Sometimes, it’s that challenging because you are hungry, but you don’t have a couple dollars in your pocket, and the check isn’t coming for another five days.
“Every month, it’s a countdown.”
But she’s thankful for Catholic Charities, who has provided a payment for her electric bill in the past.
“I don’t know what I would do without it because I don’t have a big family, so there’s not a lot of support there,” she said.
Nevertheless, the bills keep arriving.
“It’s stressful because you don’t know what to do,” she said. “Your back is against the wall. You pray, and you hope, and I juggle to pay one thing or another.”

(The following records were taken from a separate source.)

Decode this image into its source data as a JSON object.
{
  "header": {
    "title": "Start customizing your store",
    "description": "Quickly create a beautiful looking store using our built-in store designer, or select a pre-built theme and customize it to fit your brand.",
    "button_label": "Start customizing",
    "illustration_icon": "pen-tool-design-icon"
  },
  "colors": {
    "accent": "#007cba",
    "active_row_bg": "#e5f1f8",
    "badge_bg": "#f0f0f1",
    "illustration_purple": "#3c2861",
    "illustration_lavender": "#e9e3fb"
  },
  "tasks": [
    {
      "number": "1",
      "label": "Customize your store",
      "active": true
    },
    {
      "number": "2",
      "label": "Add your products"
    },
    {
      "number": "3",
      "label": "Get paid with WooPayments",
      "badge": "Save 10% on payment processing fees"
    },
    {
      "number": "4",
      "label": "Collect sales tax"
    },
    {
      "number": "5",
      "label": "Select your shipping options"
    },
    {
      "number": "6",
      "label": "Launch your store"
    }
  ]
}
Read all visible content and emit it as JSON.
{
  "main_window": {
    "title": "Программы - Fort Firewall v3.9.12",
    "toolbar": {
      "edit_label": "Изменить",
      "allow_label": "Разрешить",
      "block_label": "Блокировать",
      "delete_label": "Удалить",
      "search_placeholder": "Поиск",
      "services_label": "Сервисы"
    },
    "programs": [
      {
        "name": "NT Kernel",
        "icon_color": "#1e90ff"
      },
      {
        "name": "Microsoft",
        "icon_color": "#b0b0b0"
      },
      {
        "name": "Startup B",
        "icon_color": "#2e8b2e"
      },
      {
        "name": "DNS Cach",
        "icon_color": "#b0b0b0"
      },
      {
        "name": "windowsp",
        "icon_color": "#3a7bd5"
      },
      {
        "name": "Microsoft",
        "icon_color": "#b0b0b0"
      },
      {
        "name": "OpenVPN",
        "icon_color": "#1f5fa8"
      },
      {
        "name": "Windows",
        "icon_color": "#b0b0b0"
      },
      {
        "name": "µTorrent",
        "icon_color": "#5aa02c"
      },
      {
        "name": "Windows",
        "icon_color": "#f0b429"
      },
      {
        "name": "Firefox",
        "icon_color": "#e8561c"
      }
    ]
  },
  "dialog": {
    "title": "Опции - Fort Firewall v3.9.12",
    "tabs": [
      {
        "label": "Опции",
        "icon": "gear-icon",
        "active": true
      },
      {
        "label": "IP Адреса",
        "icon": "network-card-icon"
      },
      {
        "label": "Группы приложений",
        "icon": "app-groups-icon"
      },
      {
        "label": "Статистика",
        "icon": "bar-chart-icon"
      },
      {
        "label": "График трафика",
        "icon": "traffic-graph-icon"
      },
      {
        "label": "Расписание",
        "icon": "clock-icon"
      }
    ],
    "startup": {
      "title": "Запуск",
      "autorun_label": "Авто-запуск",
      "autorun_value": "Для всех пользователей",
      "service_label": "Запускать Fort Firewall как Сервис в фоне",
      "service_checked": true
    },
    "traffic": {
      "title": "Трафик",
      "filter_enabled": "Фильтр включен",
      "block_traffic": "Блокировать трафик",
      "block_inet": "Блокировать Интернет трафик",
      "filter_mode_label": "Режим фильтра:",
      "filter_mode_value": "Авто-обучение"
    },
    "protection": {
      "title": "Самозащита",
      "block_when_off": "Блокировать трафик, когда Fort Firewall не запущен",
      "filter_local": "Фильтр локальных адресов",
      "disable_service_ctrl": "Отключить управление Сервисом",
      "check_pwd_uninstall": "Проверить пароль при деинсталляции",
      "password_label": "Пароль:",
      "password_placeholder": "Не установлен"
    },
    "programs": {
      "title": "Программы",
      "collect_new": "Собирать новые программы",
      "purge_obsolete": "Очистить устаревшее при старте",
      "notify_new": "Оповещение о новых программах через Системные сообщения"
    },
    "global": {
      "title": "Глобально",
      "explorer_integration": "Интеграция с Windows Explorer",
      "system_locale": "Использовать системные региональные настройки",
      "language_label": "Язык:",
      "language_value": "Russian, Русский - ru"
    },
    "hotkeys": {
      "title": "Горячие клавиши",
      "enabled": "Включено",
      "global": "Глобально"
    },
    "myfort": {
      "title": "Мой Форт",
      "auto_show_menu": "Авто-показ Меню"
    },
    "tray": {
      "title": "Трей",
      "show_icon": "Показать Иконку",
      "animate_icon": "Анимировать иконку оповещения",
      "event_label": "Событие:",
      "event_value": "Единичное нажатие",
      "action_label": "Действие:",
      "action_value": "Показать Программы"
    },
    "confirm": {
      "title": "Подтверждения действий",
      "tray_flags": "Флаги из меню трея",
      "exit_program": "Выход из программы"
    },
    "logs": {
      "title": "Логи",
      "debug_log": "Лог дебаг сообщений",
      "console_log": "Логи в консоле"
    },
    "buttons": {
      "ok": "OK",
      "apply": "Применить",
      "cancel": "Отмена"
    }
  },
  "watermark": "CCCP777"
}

For example, at Christmastime, “I have a granddaughter, and to even spend 30 or 40 bucks on her, I have to forsake my phone bill for the month,” Ms. Bolden explained. “It gets to be too much to do that for two or three months. I’m always overdrafting on my debit card, and if I don’t, I can’t survive. That’s all there is to it. I’d rather pay the fees.
“That sounds silly, but it’s not when you can’t figure any other way to do it.”
Further, Ms. Bolden said, poverty has worsened her depression and post-traumatic stress disorder. And she has issues with blood clots and a hernia that requires surgery.
“It’s like you’re in this dark hole and just keep waiting and waiting for it to get better,” she added, “but most the time, it doesn’t.”